Baraquel, Akbayan and their NGO consortium stand is that they should not. Both experience and two years of consultation with farmers’ groups, academe, lending institutions and the agriculture bureaucracy have led them to conclude that farmlands as collateral is the best way for farmers to lose both the land and their livelihood.
They believe that the reason an estimated 25% of agrarian reform beneficiaries surveyed by DAR have lost the lands titled to them after a long, hard and historic slog is that borrowing money on their lands has been “a coping mechanism” that lost them everything.
What did the farmers have to cope with? Besides patches of bad weather, hardly any credit for ever more expensive seeds, fertilizers, pesticides and other farm expenses was made available by government, says Ernie Lim of Agrarian Reform Now, an NGO in the Akbayan consortium. What credit was given to new farmer landowners was way too small and difficult to access, he adds.
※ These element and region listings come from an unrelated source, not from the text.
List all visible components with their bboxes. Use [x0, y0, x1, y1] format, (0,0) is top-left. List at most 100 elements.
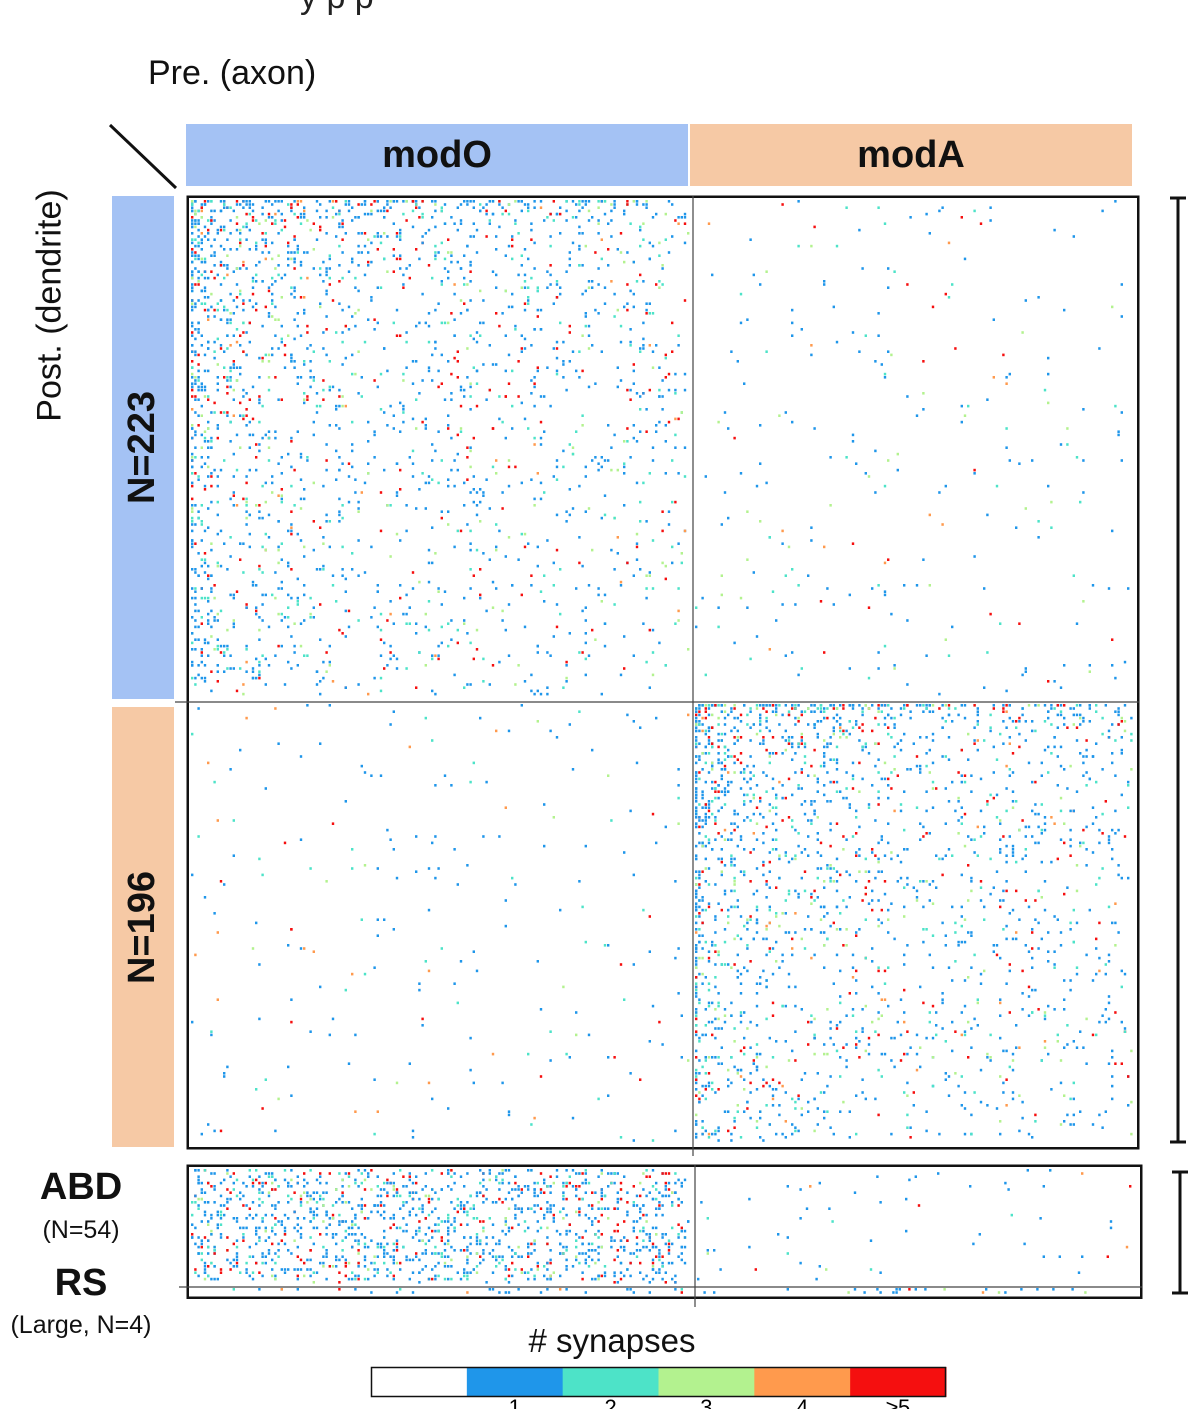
matrix-cell-modA-modA [858, 854, 861, 857]
matrix-cell-modO-modO [437, 369, 440, 373]
matrix-cell-modO-modO [242, 200, 245, 203]
matrix-cell-modO-modO [226, 392, 229, 395]
matrix-cell-modO-modA [277, 1097, 280, 1101]
matrix-cell-modO-modO [555, 625, 559, 629]
matrix-cell-modO-modO [296, 203, 299, 206]
matrix-cell-modO-modO [258, 443, 261, 446]
matrix-cell-modA-modA [1069, 764, 1072, 768]
matrix-cell-modA-modA [877, 1113, 880, 1117]
matrix-cell-modA-modA [778, 1081, 781, 1085]
matrix-cell-modO-modO [648, 344, 651, 347]
matrix-cell-modA-modA [723, 963, 727, 966]
matrix-cell-modA-modA [794, 716, 797, 720]
matrix-cell-modO-modO [248, 203, 251, 206]
matrix-cell-modA-modA [755, 1126, 759, 1129]
matrix-cell-modA-modA [794, 771, 797, 774]
matrix-cell-modO-modA [392, 848, 395, 851]
matrix-cell-modA-modA [986, 803, 989, 806]
matrix-cell-modA-modA [695, 960, 698, 963]
matrix-cell-modA-modA [842, 1046, 845, 1049]
matrix-cell-modA-modA [851, 787, 855, 790]
matrix-cell-modO-modO [642, 238, 645, 241]
matrix-cell-modA-modA [883, 880, 887, 883]
matrix-cell-modA-modA [829, 1126, 832, 1129]
matrix-cell-modA-modA [813, 710, 816, 713]
matrix-cell-modO-modO [651, 350, 655, 353]
matrix-cell-modA-modA [887, 918, 890, 921]
matrix-cell-modO-modA [639, 1078, 642, 1081]
matrix-cell-modO-modO [565, 209, 568, 213]
matrix-cell-modO-modO [584, 657, 587, 661]
matrix-cell-modO-modO [191, 472, 194, 475]
matrix-cell-modA-modA [714, 944, 717, 947]
matrix-cell-modO-modO [197, 235, 200, 238]
matrix-cell-modA-modA [1104, 963, 1107, 966]
matrix-cell-modO-modA [232, 854, 235, 857]
matrix-cell-modA-modO [941, 206, 944, 209]
matrix-cell-modO-modO [216, 388, 219, 392]
matrix-cell-modA-modA [864, 1097, 867, 1101]
matrix-cell-modA-modO [765, 350, 768, 353]
matrix-cell-modO-modO [411, 462, 415, 465]
matrix-cell-modA-modA [720, 1046, 723, 1049]
matrix-cell-modA-modO [928, 513, 931, 517]
matrix-cell-modO-modO [443, 321, 447, 325]
matrix-cell-modO-modO [530, 574, 533, 577]
matrix-cell-modO-modO [248, 468, 251, 472]
matrix-cell-modO-modO [264, 353, 267, 357]
matrix-cell-modO-modA [632, 963, 635, 966]
matrix-cell-modO-modO [498, 529, 501, 533]
matrix-cell-modA-modA [794, 1059, 797, 1062]
matrix-cell-modO-modO [475, 331, 479, 334]
matrix-cell-modA-modA [848, 873, 851, 877]
matrix-cell-modA-modO [794, 603, 797, 606]
matrix-cell-modA-modA [743, 1011, 746, 1014]
matrix-cell-modO-modO [661, 529, 664, 533]
matrix-cell-modA-modA [765, 979, 768, 982]
matrix-cell-modO-modO [485, 398, 488, 401]
matrix-cell-modO-modO [671, 500, 674, 504]
matrix-cell-modO-modO [616, 308, 619, 312]
matrix-cell-modO-modO [610, 235, 613, 238]
matrix-cell-modO-modA [376, 918, 379, 921]
matrix-cell-modO-modO [466, 200, 469, 203]
matrix-cell-modO-modA [607, 944, 610, 947]
matrix-cell-modO-modO [642, 203, 645, 206]
matrix-cell-modA-modA [1095, 883, 1098, 886]
matrix-cell-modA-modA [807, 1043, 810, 1046]
matrix-cell-modO-modA [456, 1001, 459, 1005]
matrix-cell-modA-modA [1034, 729, 1037, 733]
matrix-cell-modA-modA [736, 899, 739, 902]
matrix-cell-modO-modO [373, 200, 376, 203]
matrix-cell-modA-modA [979, 809, 983, 813]
matrix-cell-modA-modA [717, 761, 720, 765]
matrix-cell-modO-modO [207, 456, 210, 459]
matrix-cell-modO-modA [607, 1094, 610, 1097]
matrix-cell-modO-modO [251, 417, 255, 421]
matrix-cell-modA-modA [1021, 1100, 1024, 1104]
matrix-cell-modO-modO [207, 398, 210, 401]
matrix-cell-modA-modA [832, 732, 835, 736]
matrix-cell-modA-modO [986, 513, 989, 517]
matrix-cell-modO-modO [251, 292, 255, 296]
matrix-cell-modA-modA [976, 723, 979, 726]
matrix-cell-modA-modA [695, 822, 698, 825]
matrix-cell-modO-modO [197, 270, 200, 273]
matrix-cell-modO-modO [661, 283, 664, 286]
matrix-cell-modA-modA [903, 1020, 906, 1024]
matrix-cell-modA-modA [797, 787, 800, 790]
matrix-cell-modO-modO [341, 516, 344, 520]
matrix-cell-modO-modO [434, 254, 437, 257]
matrix-cell-modA-modA [864, 870, 867, 873]
matrix-cell-modA-modA [755, 908, 759, 912]
matrix-cell-modA-modA [925, 832, 928, 835]
matrix-cell-modO-modO [523, 308, 527, 312]
matrix-cell-modA-modA [999, 905, 1002, 909]
matrix-cell-modA-modA [839, 912, 842, 915]
matrix-cell-modA-modA [723, 864, 727, 867]
matrix-cell-modA-modA [755, 982, 759, 985]
matrix-cell-modA-modA [701, 790, 704, 793]
matrix-cell-modO-modA [245, 716, 248, 720]
matrix-cell-modO-modO [587, 654, 591, 657]
matrix-cell-modA-modA [730, 707, 733, 710]
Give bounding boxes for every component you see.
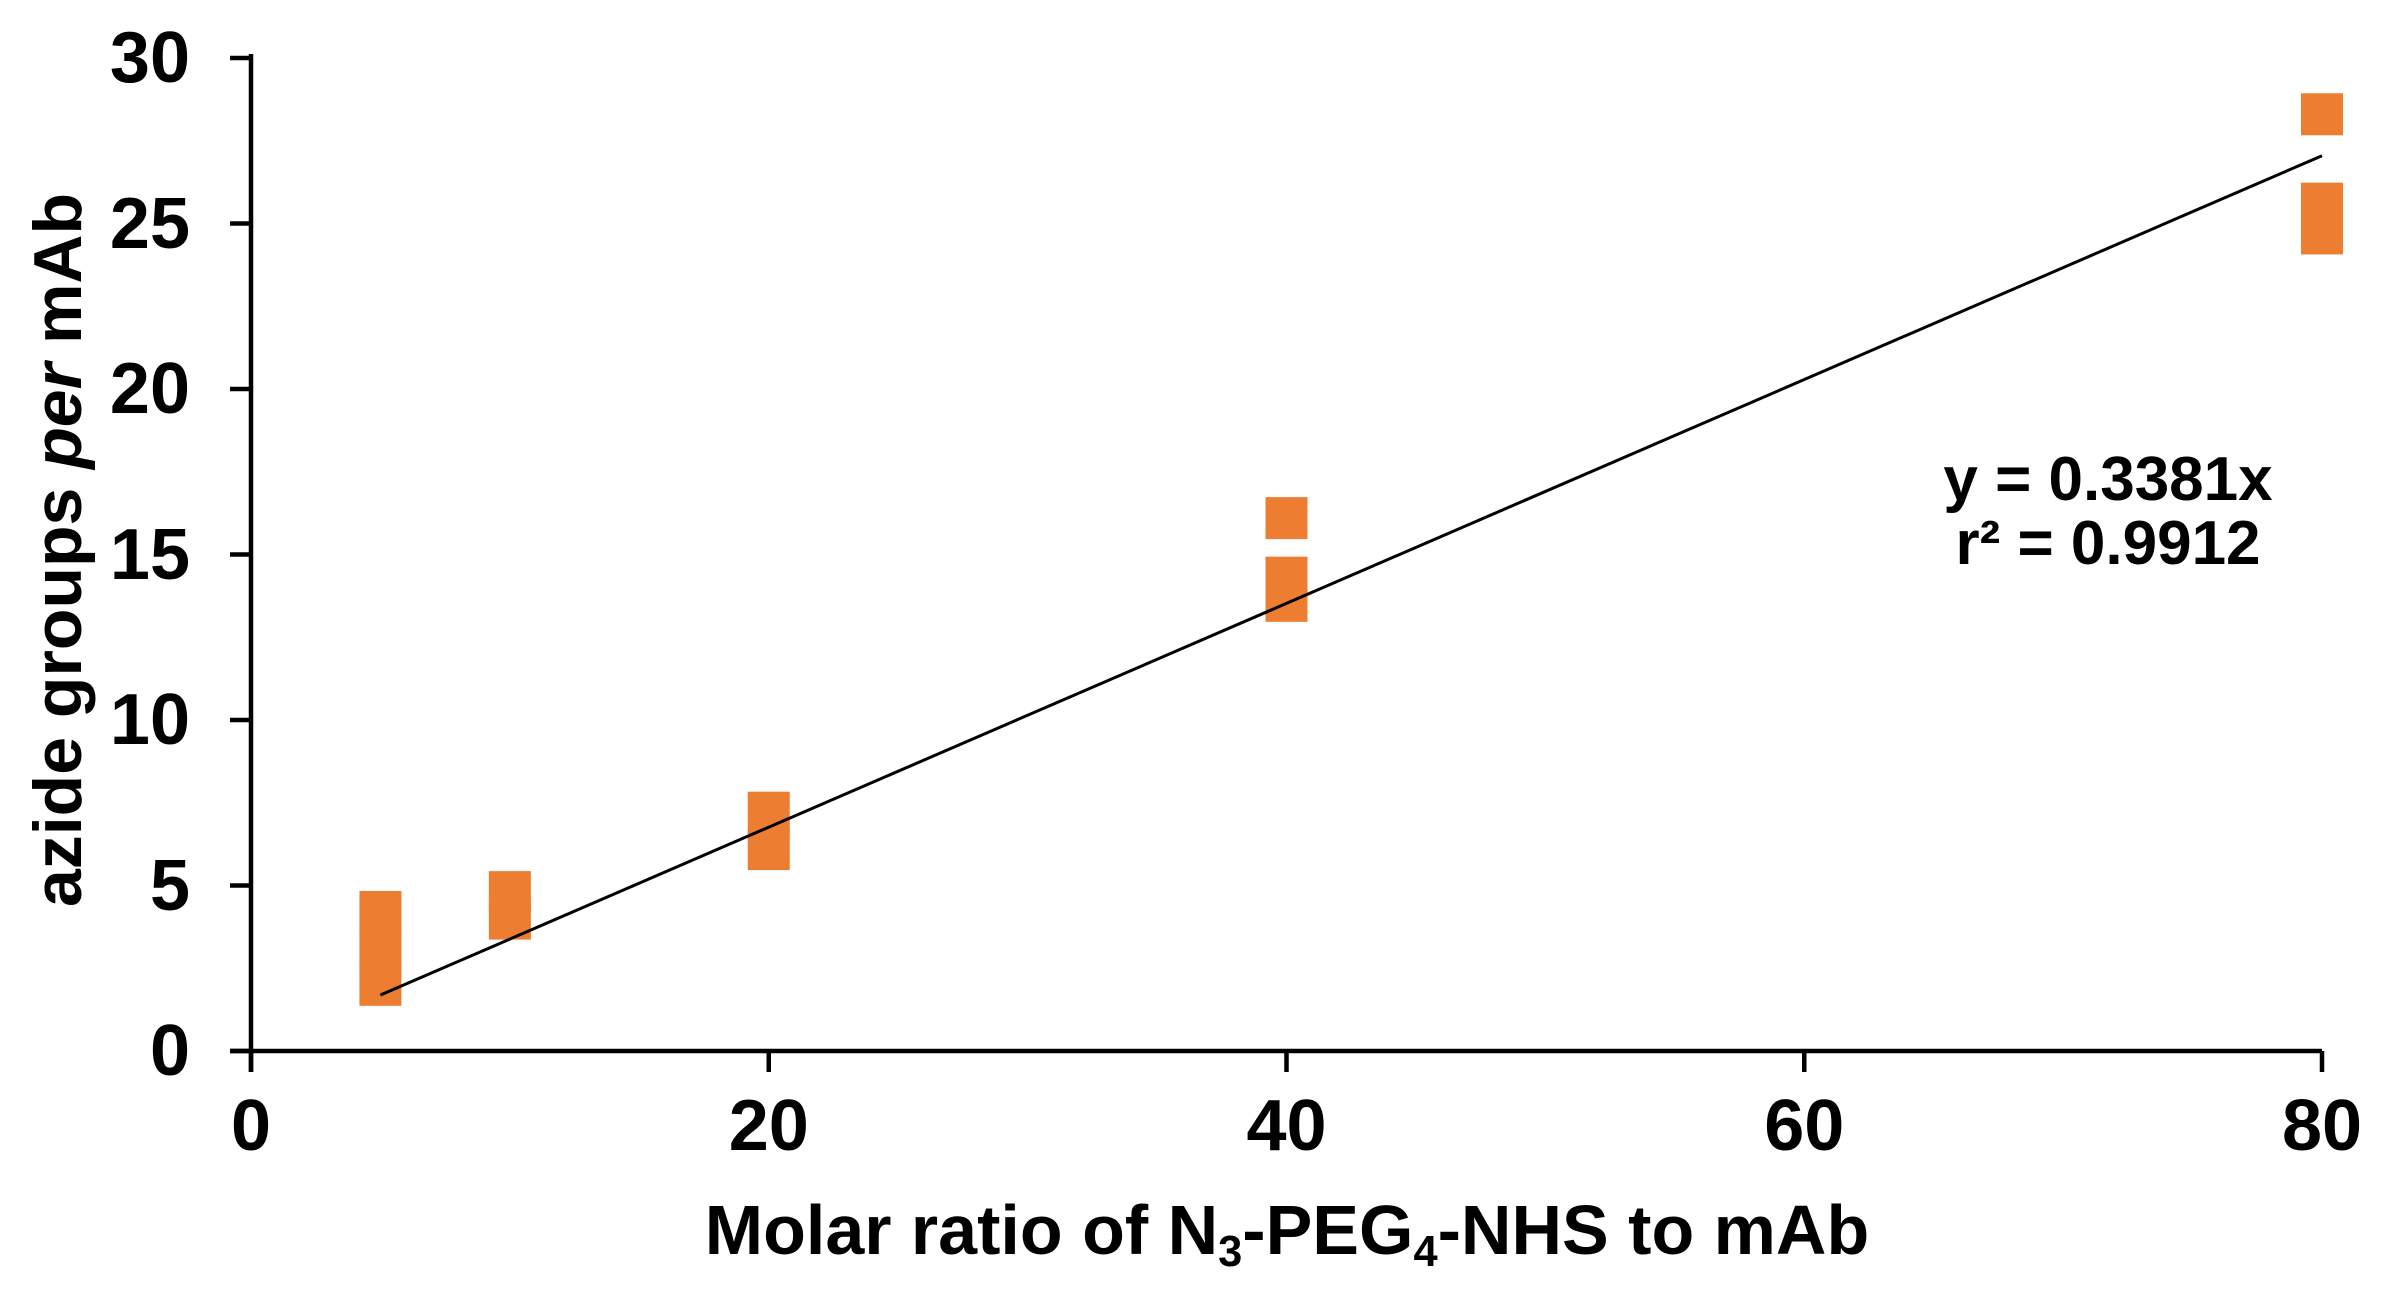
data-point <box>359 963 402 1006</box>
y-tick-label: 0 <box>149 1011 190 1091</box>
trendline-annotation: y = 0.3381x r² = 0.9912 <box>1943 448 2272 576</box>
trendline <box>379 154 2323 997</box>
axis-title-text: -PEG <box>1242 1191 1414 1269</box>
trendline-r-squared: r² = 0.9912 <box>1955 509 2261 578</box>
trendline-equation: y = 0.3381x <box>1943 445 2273 514</box>
data-point <box>747 828 790 871</box>
data-point <box>359 927 402 970</box>
data-point <box>1265 579 1308 622</box>
axis-title-text: Molar ratio of N <box>704 1191 1219 1269</box>
axis-title-text: -NHS to mAb <box>1437 1191 1870 1269</box>
data-point <box>2301 212 2343 255</box>
data-point <box>2301 93 2343 136</box>
data-point <box>1265 497 1308 540</box>
y-tick-label: 20 <box>109 349 190 429</box>
axis-title-subscript: 3 <box>1218 1228 1243 1277</box>
x-tick-label: 80 <box>2281 1086 2363 1166</box>
x-tick-label: 0 <box>230 1086 272 1166</box>
axis-title-subscript: 4 <box>1413 1228 1438 1277</box>
x-tick-label: 20 <box>728 1086 809 1166</box>
x-tick-label: 40 <box>1246 1086 1327 1166</box>
y-tick-label: 30 <box>109 18 190 98</box>
y-tick-label: 10 <box>109 680 190 760</box>
x-axis-title: Molar ratio of N3-PEG4-NHS to mAb <box>704 1190 1870 1274</box>
y-tick-label: 5 <box>149 845 190 926</box>
y-tick-label: 25 <box>109 183 190 264</box>
y-tick-label: 15 <box>109 514 190 595</box>
x-tick-label: 60 <box>1764 1086 1845 1166</box>
data-point <box>359 890 402 933</box>
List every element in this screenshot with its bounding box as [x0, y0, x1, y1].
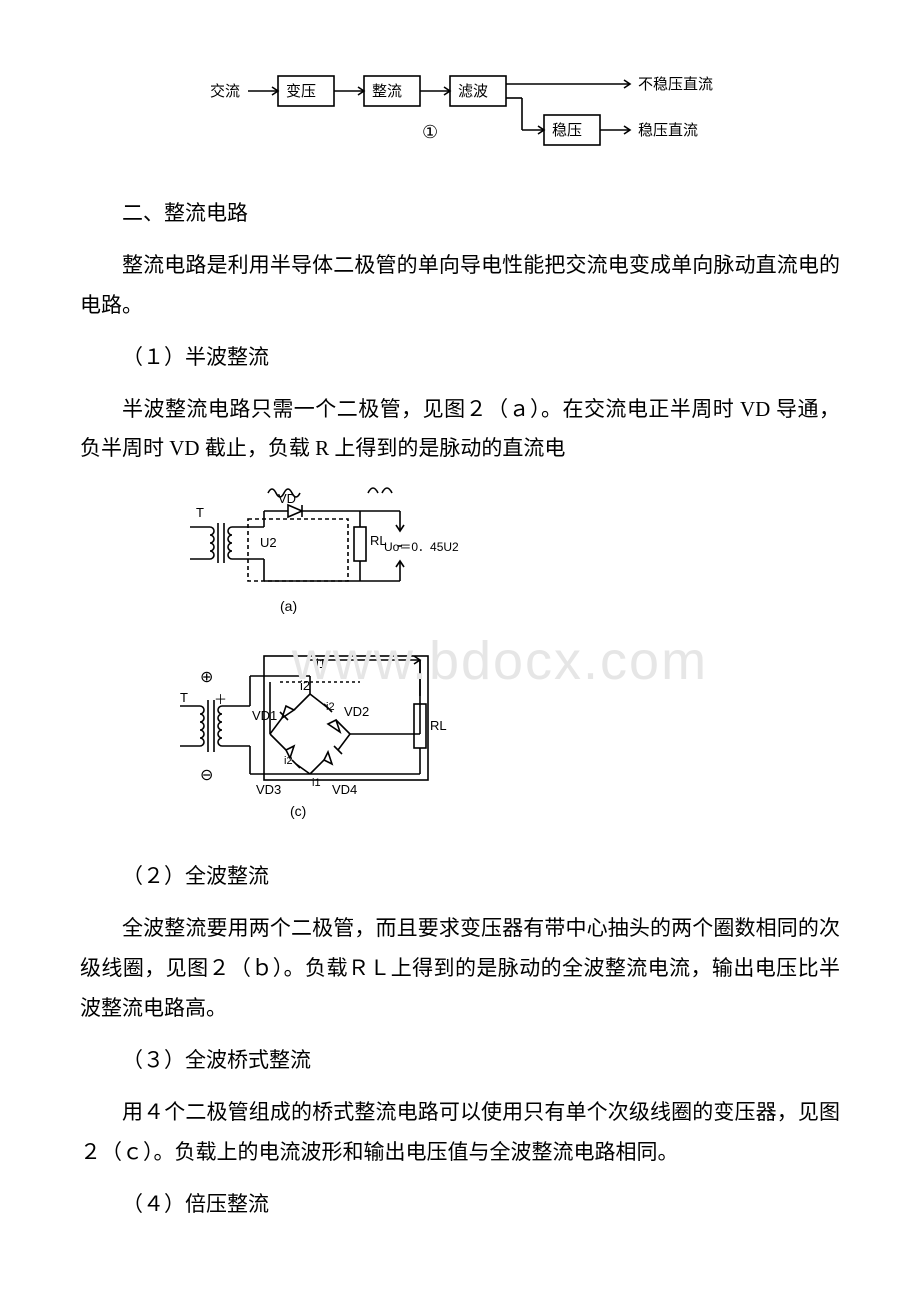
item-2-para: 全波整流要用两个二极管，而且要求变压器有带中心抽头的两个圈数相同的次级线圈，见图… — [80, 909, 840, 1029]
fc-circminus: ⊖ — [200, 767, 213, 784]
fc-i2t: i2 — [300, 678, 310, 693]
block-diagram: 交流 变压 整流 滤波 不稳压直流 稳压 稳压直流 ① — [200, 60, 720, 170]
item-4-heading: （４）倍压整流 — [80, 1185, 840, 1225]
fc-i2m: i2 — [326, 701, 335, 713]
item-1-para: 半波整流电路只需一个二极管，见图２（ａ）。在交流电正半周时 VD 导通，负半周时… — [80, 390, 840, 470]
figure-2c: ⊕ ⊖ T ＋ i1 i2 — [160, 646, 500, 836]
bd-output-top: 不稳压直流 — [638, 76, 713, 93]
fc-VD4: VD4 — [332, 782, 357, 797]
fa-caption: (a) — [280, 598, 297, 614]
figure-2-wrap: www.bdocx.com T VD — [160, 481, 840, 841]
fc-i1b: i1 — [312, 777, 321, 789]
item-1-heading: （１）半波整流 — [80, 338, 840, 378]
bd-box-2: 滤波 — [458, 83, 488, 100]
fc-VD2: VD2 — [344, 704, 369, 719]
bd-input-label: 交流 — [210, 82, 240, 100]
bd-circle-label: ① — [422, 122, 438, 142]
fa-T: T — [196, 505, 204, 520]
fc-T: T — [180, 690, 188, 705]
fa-Uo: Uo＝0．45U2 — [384, 540, 459, 554]
fa-VD: VD — [278, 491, 296, 506]
fc-i2b: i2 — [284, 755, 293, 767]
section-2-intro: 整流电路是利用半导体二极管的单向导电性能把交流电变成单向脉动直流电的电路。 — [80, 246, 840, 326]
fc-plus: ＋ — [214, 692, 227, 707]
section-2-title: 二、整流电路 — [80, 194, 840, 234]
bd-box-1: 整流 — [372, 83, 402, 100]
fa-U2: U2 — [260, 535, 277, 550]
bd-output-bottom: 稳压直流 — [638, 122, 698, 139]
fc-caption: (c) — [290, 803, 306, 819]
figure-2a: T VD U2 — [160, 481, 500, 641]
fc-circplus: ⊕ — [200, 669, 213, 686]
item-3-heading: （３）全波桥式整流 — [80, 1041, 840, 1081]
fc-i1t: i1 — [316, 656, 326, 671]
fc-VD3: VD3 — [256, 782, 281, 797]
item-2-heading: （２）全波整流 — [80, 857, 840, 897]
fc-RL: RL — [430, 718, 447, 733]
bd-box-3: 稳压 — [552, 122, 582, 139]
item-3-para: 用４个二极管组成的桥式整流电路可以使用只有单个次级线圈的变压器，见图２（ｃ）。负… — [80, 1093, 840, 1173]
bd-box-0: 变压 — [286, 83, 316, 100]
Nor was there ever any training program or formal “capacity building” on handling credit for farmers who had never seen the kind of capital that borrowing on their land suddenly made possible. It’s no exaggeration to say: taking their newly acquired lands from some farmers was as easy as taking candy from a baby.
This is what makes Mrs. Arroyo’s statement two days after HB 1257’s approval in Congress truly worrisome: "If we want CARP to be successful, we must include a provision that allows farmers to use their agricultural lands for credit, otherwise, they will always be like informal sources, they will never become agri-businessmen."
A charitable interpretation of that would be a naïve presidential premise that owning land makes farmers automatically capable of doing business with loan sharks, agribusiness, mining concerns and the real estate interests that surround them and their land. That simply flies in the face of experience.
Most of us followed the saga of the Sumilao farmers. Here’s another, less known illustration of the hard ball that agrarian reform beneficiaries have been subjected to, not only by atavistic capitalists but a whole atavistic system, since CARP first became law.
With those 1.3 million hectares more awaiting distribution – in the specter of mass poverty and impending long-term food crisis for a whole nation – wouldn’t you say a new definition of terms, with the whole nation watching and participating, has become a matter of collective survival?